"Noted."
"And for the other record, if you hurt him, I'll sedate you in your sleep and leave you in a Walmart parking lot in your underwear."
Zain looked at him. Nate smiled, that easy, warm smile that hid a spine of absolute steel.
"He's been through enough, Zain. Whatever you're doing, figure it out. Fast."
The dinner happened on the third night of post mat avoidance.
Jack cooked. This was not optional. When Jack decided to cook a real meal, not the functional scrambled eggs and pasta of daily survival but an actual, multi-course production, attendance was mandatory by unspoken crew law.
Ghost arrived last. He stood in the kitchen doorway with a bewildered expression, like a man dragged from a cave into sunlight and wasn't sure how to function in fluorescent light.
"Sit," Nate said.
"I'm not. "
"Sit."
Ghost sat. He held his plate like it might contain explosives.
"When's the last time you ate something that wasn't Red Bull?" Jack asked, already plating lamb.
"Define 'ate.'"
"Put food in your mouth. Chewed. Swallowed. The process that keeps humans alive."
"Tuesday."
"It's Friday, Ghost."
"I'm aware of the day."
"Are you, though?" Jack set the plate in front of him with the aggressive tenderness that was his signature move, food as intervention, dinner as an act of war against self-neglect. "Eat. All of it. I'll know if you don't."
Ghost took a bite. His expression shifted, surprise, then something softer, what might have been pleasure if pleasure were a language Ghost still spoke fluently. He took another bite.
"Good?" Nate asked.
"It's... adequate."
"He just closed his eyes for a second," Elijah said from his corner. "That means it's better than adequate."

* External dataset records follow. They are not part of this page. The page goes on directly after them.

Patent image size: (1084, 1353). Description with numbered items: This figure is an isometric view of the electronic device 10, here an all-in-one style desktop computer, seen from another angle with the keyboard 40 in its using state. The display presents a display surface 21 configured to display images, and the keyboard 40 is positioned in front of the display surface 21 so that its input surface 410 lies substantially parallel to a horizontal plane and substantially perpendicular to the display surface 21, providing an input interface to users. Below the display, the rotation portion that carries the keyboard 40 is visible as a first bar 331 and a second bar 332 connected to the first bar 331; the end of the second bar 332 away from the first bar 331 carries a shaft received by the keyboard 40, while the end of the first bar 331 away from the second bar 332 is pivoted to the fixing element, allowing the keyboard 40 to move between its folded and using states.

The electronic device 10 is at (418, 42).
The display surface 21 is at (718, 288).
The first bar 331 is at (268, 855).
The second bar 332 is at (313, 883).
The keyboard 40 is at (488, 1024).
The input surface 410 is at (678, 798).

"I did not close my eyes."
"You did," said everyone, simultaneously.
Ghost cleared his throat. Everyone looked at him. Ghost never cleared his throat. Ghost barely made sounds that weren't typing.
"The lamb," Ghost said. "What spice is that? The one underneath the rosemary."
Jack stared at him. "You're asking me about spices."
"I'm asking about one spice."
"Ras el hanout. It's a Moroccan blend. Cardamom, cumin, cinnamon, about fifteen other things."
Ghost nodded once. Filed it away behind those dark eyes the way he filed everything, in a place where data lived and feelings pretended not to.